Let’s take a look at my convenience function.
eval_clustering
In the default setting in which all you have is the unlabelled dataset, it will calculate the three intrinsic cluster quality metrics for a variety of models and combinations of free parameters and return the best model based on the scoring metric you choose using the best_model_metric
parameter along with the full grid search results. You can also make a Silhouette Plot for the best model by setting the make_silhoutte_plots
to True
and since most datasets have more than 2 features, you can get a t-SNE projection of the high dimensional datapoints by setting embed_data_in_2d
to True
. If you have the ground truth labels (or just another set of labels obtained by, say, a different clustering run) available, you can pass them to the gt_labels
parameter and it will calculate the clustering consensus metrics.


Parting Thoughts
Every machine learning engineer, researcher and dabbler I’ve met over the years has their own version of such wrappers. I hope someone finds these ones useful. I’ve packaged and published these on PyPI; install them with pip install clfutils4r
and pip install clustutils4r
. The code is available on my Github, fork away and modify to your liking. Even if you don’t like them as they are, hopefully they save you some time by serving as a starting point. Recently, I’ve taken to using Optuna for hyperparameter optimization and I’m thinking of incorporating that into these wrappers. It has a lot cleverer ways of optimally searching the hyperparameters space than the good old GridSearchCV and RandomizedSearchCV that I’ve been using here. I would like to point to PyCaret which is a fantastic low-code, scikit-learn wrapper library that does a lot of what I’ve done here and so much more; it has a truly eye-watering amount of options one can play with and it integrates pretty much every hyperparameter search package available including Optuna, Ray Tune, Hyperopt, Scikit Optimize (which is probably defunct now?). PyCaret has everything one would need for classification, especially the compare_models()

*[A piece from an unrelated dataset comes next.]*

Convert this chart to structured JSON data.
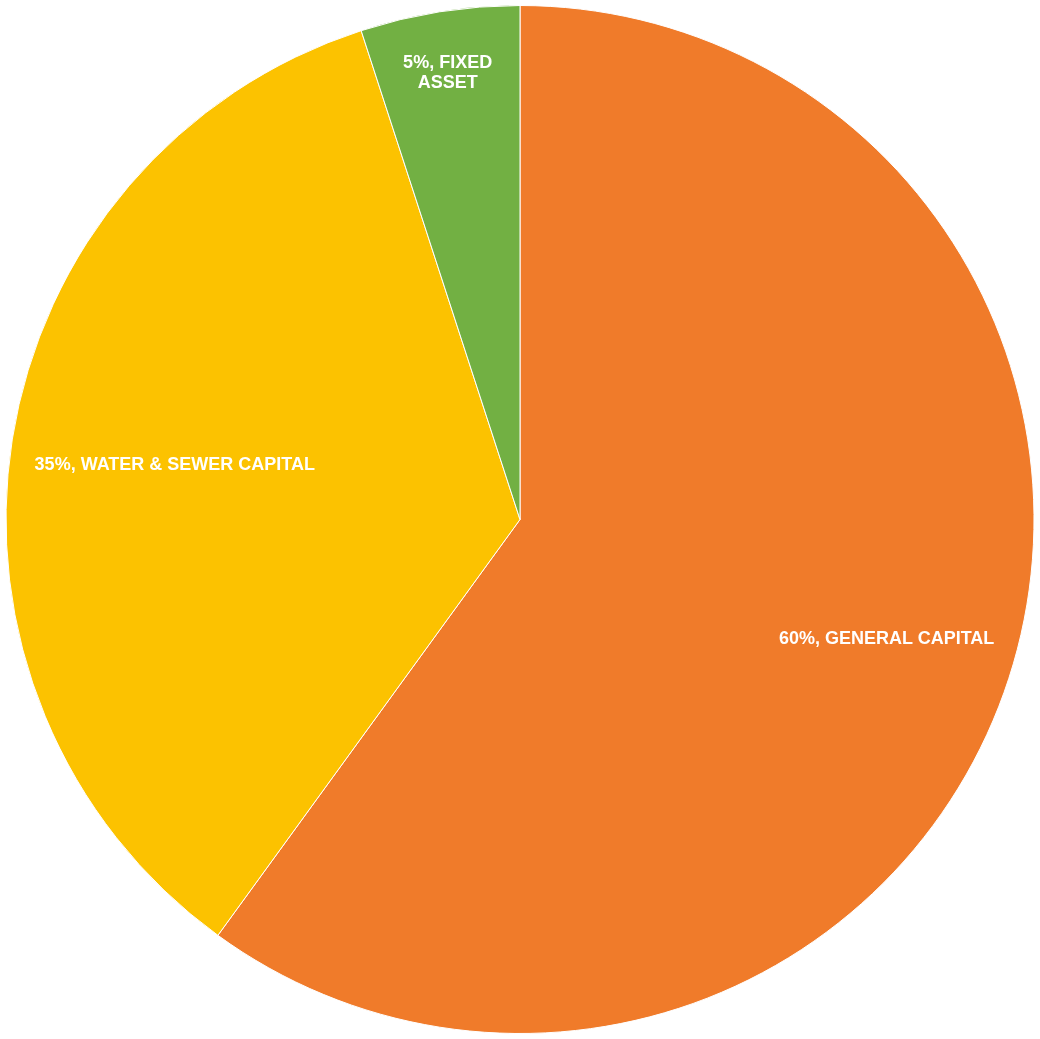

function which is fantastic for getting a quick models x metrics table comparing all available models via cross-validation and tune_model()

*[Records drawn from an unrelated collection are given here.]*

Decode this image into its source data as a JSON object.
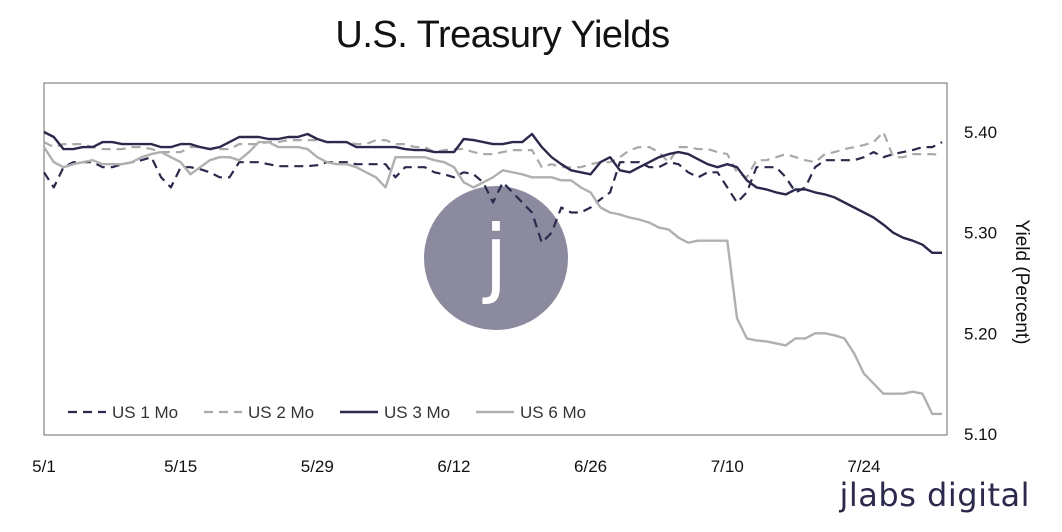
{
  "brand": {
    "text": "jlabs digital",
    "watermark_letter": "j"
  },
  "colors": {
    "us1": "#2b2a4c",
    "us2": "#a9a9a9",
    "us3": "#2b2a4c",
    "us6": "#b0b0b0",
    "watermark": "#8b8a9e"
  },
  "chart_data": {
    "type": "line",
    "title": "U.S.  Treasury Yields",
    "xlabel": "",
    "ylabel": "Yield (Percent)",
    "x_tick_labels": [
      "5/1",
      "5/15",
      "5/29",
      "6/12",
      "6/26",
      "7/10",
      "7/24"
    ],
    "x_tick_days": [
      0,
      14,
      28,
      42,
      56,
      70,
      84
    ],
    "xlim": [
      0,
      92
    ],
    "ylim": [
      5.1,
      5.45
    ],
    "y_ticks": [
      5.4,
      5.3,
      5.2,
      5.1
    ],
    "y_tick_labels": [
      "5.40",
      "5.30",
      "5.20",
      "5.10"
    ],
    "legend_position": "bottom-left",
    "series": [
      {
        "name": "US 1 Mo",
        "style": "dashed",
        "color_key": "us1",
        "x": [
          0,
          1,
          2,
          3,
          4,
          5,
          6,
          7,
          8,
          9,
          10,
          11,
          12,
          13,
          14,
          15,
          16,
          17,
          18,
          19,
          20,
          21,
          22,
          23,
          24,
          25,
          26,
          27,
          28,
          29,
          30,
          31,
          32,
          33,
          34,
          35,
          36,
          37,
          38,
          39,
          40,
          41,
          42,
          43,
          44,
          45,
          46,
          47,
          48,
          49,
          50,
          51,
          52,
          53,
          54,
          55,
          56,
          57,
          58,
          59,
          60,
          61,
          62,
          63,
          64,
          65,
          66,
          67,
          68,
          69,
          70,
          71,
          72,
          73,
          74,
          75,
          76,
          77,
          78,
          79,
          80,
          81,
          82,
          83,
          84,
          85,
          86,
          87,
          88,
          89,
          90,
          91,
          92
        ],
        "values": [
          5.36,
          5.345,
          5.365,
          5.37,
          5.37,
          5.37,
          5.365,
          5.365,
          5.368,
          5.37,
          5.372,
          5.375,
          5.355,
          5.345,
          5.365,
          5.365,
          5.363,
          5.36,
          5.355,
          5.355,
          5.37,
          5.37,
          5.37,
          5.368,
          5.366,
          5.366,
          5.366,
          5.366,
          5.367,
          5.37,
          5.37,
          5.37,
          5.368,
          5.368,
          5.368,
          5.368,
          5.355,
          5.365,
          5.365,
          5.365,
          5.36,
          5.358,
          5.355,
          5.36,
          5.358,
          5.35,
          5.33,
          5.35,
          5.34,
          5.33,
          5.32,
          5.29,
          5.3,
          5.325,
          5.32,
          5.32,
          5.325,
          5.333,
          5.34,
          5.37,
          5.37,
          5.37,
          5.365,
          5.365,
          5.37,
          5.368,
          5.36,
          5.355,
          5.36,
          5.36,
          5.345,
          5.33,
          5.34,
          5.365,
          5.365,
          5.365,
          5.355,
          5.34,
          5.345,
          5.365,
          5.372,
          5.372,
          5.372,
          5.372,
          5.375,
          5.38,
          5.375,
          5.378,
          5.38,
          5.382,
          5.385,
          5.385,
          5.39
        ]
      },
      {
        "name": "US 2 Mo",
        "style": "dashed",
        "color_key": "us2",
        "x": [
          0,
          1,
          2,
          3,
          4,
          5,
          6,
          7,
          8,
          9,
          10,
          11,
          12,
          13,
          14,
          15,
          16,
          17,
          18,
          19,
          20,
          21,
          22,
          23,
          24,
          25,
          26,
          27,
          28,
          29,
          30,
          31,
          32,
          33,
          34,
          35,
          36,
          37,
          38,
          39,
          40,
          41,
          42,
          43,
          44,
          45,
          46,
          47,
          48,
          49,
          50,
          51,
          52,
          53,
          54,
          55,
          56,
          57,
          58,
          59,
          60,
          61,
          62,
          63,
          64,
          65,
          66,
          67,
          68,
          69,
          70,
          71,
          72,
          73,
          74,
          75,
          76,
          77,
          78,
          79,
          80,
          81,
          82,
          83,
          84,
          85,
          86,
          87,
          88,
          89,
          90,
          91,
          92
        ],
        "values": [
          5.39,
          5.385,
          5.388,
          5.388,
          5.388,
          5.385,
          5.383,
          5.383,
          5.383,
          5.385,
          5.385,
          5.383,
          5.38,
          5.38,
          5.38,
          5.385,
          5.385,
          5.383,
          5.383,
          5.383,
          5.388,
          5.388,
          5.388,
          5.39,
          5.39,
          5.392,
          5.392,
          5.392,
          5.392,
          5.39,
          5.39,
          5.39,
          5.388,
          5.388,
          5.392,
          5.392,
          5.388,
          5.388,
          5.385,
          5.385,
          5.38,
          5.382,
          5.383,
          5.383,
          5.38,
          5.378,
          5.378,
          5.38,
          5.382,
          5.382,
          5.382,
          5.365,
          5.368,
          5.365,
          5.365,
          5.365,
          5.368,
          5.37,
          5.37,
          5.375,
          5.382,
          5.385,
          5.385,
          5.38,
          5.37,
          5.385,
          5.385,
          5.383,
          5.383,
          5.38,
          5.378,
          5.36,
          5.355,
          5.372,
          5.372,
          5.375,
          5.378,
          5.375,
          5.372,
          5.37,
          5.378,
          5.38,
          5.383,
          5.385,
          5.387,
          5.39,
          5.4,
          5.375,
          5.375,
          5.378,
          5.378,
          5.378,
          5.377
        ]
      },
      {
        "name": "US 3 Mo",
        "style": "solid",
        "color_key": "us3",
        "x": [
          0,
          1,
          2,
          3,
          4,
          5,
          6,
          7,
          8,
          9,
          10,
          11,
          12,
          13,
          14,
          15,
          16,
          17,
          18,
          19,
          20,
          21,
          22,
          23,
          24,
          25,
          26,
          27,
          28,
          29,
          30,
          31,
          32,
          33,
          34,
          35,
          36,
          37,
          38,
          39,
          40,
          41,
          42,
          43,
          44,
          45,
          46,
          47,
          48,
          49,
          50,
          51,
          52,
          53,
          54,
          55,
          56,
          57,
          58,
          59,
          60,
          61,
          62,
          63,
          64,
          65,
          66,
          67,
          68,
          69,
          70,
          71,
          72,
          73,
          74,
          75,
          76,
          77,
          78,
          79,
          80,
          81,
          82,
          83,
          84,
          85,
          86,
          87,
          88,
          89,
          90,
          91,
          92
        ],
        "values": [
          5.4,
          5.395,
          5.383,
          5.383,
          5.385,
          5.385,
          5.39,
          5.39,
          5.388,
          5.388,
          5.388,
          5.388,
          5.385,
          5.385,
          5.388,
          5.388,
          5.385,
          5.383,
          5.385,
          5.39,
          5.395,
          5.395,
          5.395,
          5.393,
          5.393,
          5.395,
          5.395,
          5.398,
          5.393,
          5.39,
          5.39,
          5.39,
          5.385,
          5.385,
          5.385,
          5.385,
          5.385,
          5.383,
          5.382,
          5.382,
          5.38,
          5.38,
          5.38,
          5.393,
          5.392,
          5.39,
          5.388,
          5.388,
          5.39,
          5.39,
          5.398,
          5.385,
          5.375,
          5.368,
          5.362,
          5.36,
          5.358,
          5.37,
          5.375,
          5.362,
          5.36,
          5.365,
          5.37,
          5.375,
          5.378,
          5.38,
          5.378,
          5.373,
          5.368,
          5.365,
          5.368,
          5.365,
          5.352,
          5.345,
          5.343,
          5.34,
          5.338,
          5.343,
          5.343,
          5.34,
          5.338,
          5.335,
          5.33,
          5.325,
          5.32,
          5.315,
          5.308,
          5.3,
          5.295,
          5.292,
          5.288,
          5.28,
          5.28
        ]
      },
      {
        "name": "US 6 Mo",
        "style": "solid",
        "color_key": "us6",
        "x": [
          0,
          1,
          2,
          3,
          4,
          5,
          6,
          7,
          8,
          9,
          10,
          11,
          12,
          13,
          14,
          15,
          16,
          17,
          18,
          19,
          20,
          21,
          22,
          23,
          24,
          25,
          26,
          27,
          28,
          29,
          30,
          31,
          32,
          33,
          34,
          35,
          36,
          37,
          38,
          39,
          40,
          41,
          42,
          43,
          44,
          45,
          46,
          47,
          48,
          49,
          50,
          51,
          52,
          53,
          54,
          55,
          56,
          57,
          58,
          59,
          60,
          61,
          62,
          63,
          64,
          65,
          66,
          67,
          68,
          69,
          70,
          71,
          72,
          73,
          74,
          75,
          76,
          77,
          78,
          79,
          80,
          81,
          82,
          83,
          84,
          85,
          86,
          87,
          88,
          89,
          90,
          91,
          92
        ],
        "values": [
          5.385,
          5.37,
          5.365,
          5.368,
          5.37,
          5.372,
          5.368,
          5.368,
          5.368,
          5.37,
          5.375,
          5.378,
          5.38,
          5.375,
          5.37,
          5.358,
          5.365,
          5.372,
          5.375,
          5.375,
          5.372,
          5.38,
          5.39,
          5.39,
          5.385,
          5.385,
          5.385,
          5.383,
          5.375,
          5.37,
          5.368,
          5.368,
          5.365,
          5.36,
          5.355,
          5.345,
          5.375,
          5.375,
          5.375,
          5.375,
          5.372,
          5.37,
          5.365,
          5.35,
          5.345,
          5.35,
          5.355,
          5.362,
          5.36,
          5.358,
          5.355,
          5.355,
          5.355,
          5.352,
          5.352,
          5.345,
          5.34,
          5.325,
          5.32,
          5.318,
          5.315,
          5.313,
          5.31,
          5.305,
          5.303,
          5.295,
          5.29,
          5.292,
          5.292,
          5.292,
          5.292,
          5.215,
          5.195,
          5.193,
          5.192,
          5.19,
          5.188,
          5.195,
          5.195,
          5.2,
          5.2,
          5.198,
          5.195,
          5.18,
          5.16,
          5.15,
          5.14,
          5.14,
          5.14,
          5.142,
          5.14,
          5.12,
          5.12
        ]
      }
    ]
  }
}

which essentially does what my gridsearch_classification()
does and returns the best model and optionally the tuner object from which you can grab the full grid of results. As of this post, I haven’t seen similar functions in the clustering module of PyCaret but I’m sure they are on the way. I’ve used it a few times and it’s great but I wanted to write my own wrappers to understand the process better. Thanks for reading this post!